Это был звездный час моей мамы: за ее товаром явился купец, и нужно было красиво выпроводить его вон при зрителях или – при худшем развитии событий — впарить ему товар подороже.
Миша не подозревал о грядущей афере, хохмил в привычной манере и как ему казалось незаметно таскал со стола маринованное огурцы.
Наконец, расселись. Миша встал и сказал тост «За великолепную хозяйку этого прекрасного дома!» Он не любит и не умеет говорить тосты, но этот был отрепетирован.
Мама опустила глаза. Всем своим видом она демонстрировала согласие: «Да, что есть – то есть. Дом – прекрасен, хозяйка – великолепна».
Картину великолепия слегка портил папаша, который хряпнул коньяка из припрятанной про запас бутылки, и теперь активно ворошил салаты, укрощая зверский аппетит.
Мама встала, собираясь сказать ответный тост. За столом воцарилась тишина.
— Михаил, — начала мама подрагивающим голосом. – Мы все знаем повод, по которому собрались. Я хочу сказать, что Оля — прекрасная девушка. Она умна, красива и талантлива. Этого у нее не отнять…
— Отниииииимем, — весело пообещал Миша, зачерпнув оливье из общей тарелки. Я с трудом сдержала смешок.
Мама, слегка опешив, натянуто улыбнулась и продолжила.
— …Иногда она, конечно, вспыльчива, но благоразумие всегда берет верх…
— Тогда я беру низ, — объявил Миша и залился смехом, радуясь своей шутке.
Меня разрывало противоречие: с одной стороны, я ощущала неуместность шутки, с другой – меня распирало от смеха, и я, не удержавшись, прыснула в ладонь, за что получила холодный, надменный красноречивый взгляд мамы
: «Что ты нашла в этом наглеце?»
Наглец меж тем наяривал холодец и не догадывался, что рушит хрупкую гармонию игры в нормальную семью.
— А есть горчичка? – спросил меня Миша. Он наслаждался едой, и даже не чувствовал, как мама нанесла боевую раскраску и замахнулась в него томагавком.
Мама продолжала свою речь, но губы её были поджаты. Это означало вечерний скандал.

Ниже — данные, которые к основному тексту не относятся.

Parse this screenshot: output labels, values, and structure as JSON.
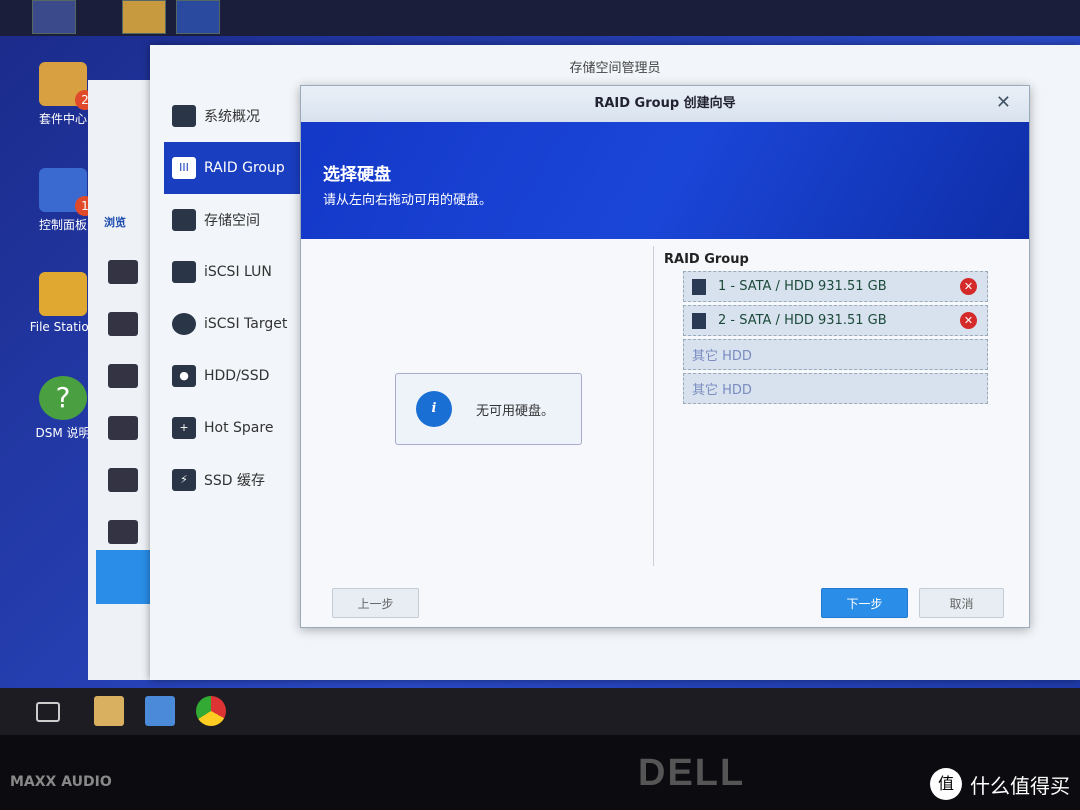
{
  "desktop": {
    "icons": [
      {
        "label": "套件中心",
        "badge": "2"
      },
      {
        "label": "控制面板",
        "badge": "1"
      },
      {
        "label": "File Station"
      },
      {
        "label": "DSM 说明"
      }
    ]
  },
  "back_window": {
    "section": "浏览"
  },
  "storage_manager": {
    "title": "存储空间管理员",
    "sidebar": [
      {
        "label": "系统概况",
        "icon": "overview-icon"
      },
      {
        "label": "RAID Group",
        "icon": "raid-icon",
        "selected": true
      },
      {
        "label": "存储空间",
        "icon": "cubes-icon"
      },
      {
        "label": "iSCSI LUN",
        "icon": "database-icon"
      },
      {
        "label": "iSCSI Target",
        "icon": "globe-icon"
      },
      {
        "label": "HDD/SSD",
        "icon": "disk-icon"
      },
      {
        "label": "Hot Spare",
        "icon": "plus-disk-icon"
      },
      {
        "label": "SSD 缓存",
        "icon": "bolt-disk-icon"
      }
    ]
  },
  "wizard": {
    "title": "RAID Group 创建向导",
    "heading": "选择硬盘",
    "subheading": "请从左向右拖动可用的硬盘。",
    "left_message": "无可用硬盘。",
    "right_title": "RAID Group",
    "slots": [
      {
        "label": "1 - SATA / HDD 931.51 GB",
        "filled": true
      },
      {
        "label": "2 - SATA / HDD 931.51 GB",
        "filled": true
      },
      {
        "label": "其它 HDD",
        "filled": false
      },
      {
        "label": "其它 HDD",
        "filled": false
      }
    ],
    "buttons": {
      "prev": "上一步",
      "next": "下一步",
      "cancel": "取消"
    },
    "accent": "#1a3ec0"
  },
  "bezel": {
    "audio": "MAXX AUDIO",
    "brand": "DELL"
  },
  "watermark": "什么值得买"
}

Обычно основной удар принимал на себя отец, но не сегодня – он метал стопки между тостами и всё шло к тому, что до конца этого праздника жизни он не доживёт.

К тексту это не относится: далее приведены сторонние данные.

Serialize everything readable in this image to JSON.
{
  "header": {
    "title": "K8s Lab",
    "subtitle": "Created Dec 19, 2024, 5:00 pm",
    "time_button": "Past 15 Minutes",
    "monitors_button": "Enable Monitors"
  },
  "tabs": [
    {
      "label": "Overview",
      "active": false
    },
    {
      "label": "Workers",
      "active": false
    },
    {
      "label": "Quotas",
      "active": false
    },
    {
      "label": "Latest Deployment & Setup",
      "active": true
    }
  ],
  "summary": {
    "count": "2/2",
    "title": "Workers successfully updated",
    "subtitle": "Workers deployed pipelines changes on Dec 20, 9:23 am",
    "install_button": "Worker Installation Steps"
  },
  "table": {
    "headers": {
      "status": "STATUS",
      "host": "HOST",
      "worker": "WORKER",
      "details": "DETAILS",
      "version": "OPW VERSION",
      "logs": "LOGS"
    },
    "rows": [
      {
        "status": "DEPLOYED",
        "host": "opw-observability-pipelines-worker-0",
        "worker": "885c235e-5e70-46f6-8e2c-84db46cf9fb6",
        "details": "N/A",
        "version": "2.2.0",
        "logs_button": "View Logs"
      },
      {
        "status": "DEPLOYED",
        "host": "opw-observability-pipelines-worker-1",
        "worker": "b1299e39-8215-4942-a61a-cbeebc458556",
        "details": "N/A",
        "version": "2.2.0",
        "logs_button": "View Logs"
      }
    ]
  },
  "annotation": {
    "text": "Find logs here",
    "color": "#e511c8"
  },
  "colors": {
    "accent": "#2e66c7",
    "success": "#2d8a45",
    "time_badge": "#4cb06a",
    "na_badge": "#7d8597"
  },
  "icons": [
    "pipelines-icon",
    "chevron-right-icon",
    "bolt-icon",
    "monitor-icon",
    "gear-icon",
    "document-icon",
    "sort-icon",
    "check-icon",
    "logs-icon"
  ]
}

Молчаливая соседка тётя Таня вдумчиво и увлеченно ловила на тарелке скользкий грибок, её муж откровенно грустил: его не предупредили про праздник, и он, как дурак, за 10 минут до торжества наелся борща с батоном, не подозревая о грядущем празднике живота, а теперь смотрел на всё кулинарное великолепие и не хотел его, ощущая несвоевременную сытость.
Мама продолжала.
— Так вот Оля — моя дочь, любимая и единственная. Вокруг неё много кто вьётся. Особенно немосквичей. Все вам нужно одно. И Оля не дурочка. А если и дурочка, то мать у неё не дурочка. Так что, Миша, имей ввиду, что законный брак вы заключите только при условии брачного договора…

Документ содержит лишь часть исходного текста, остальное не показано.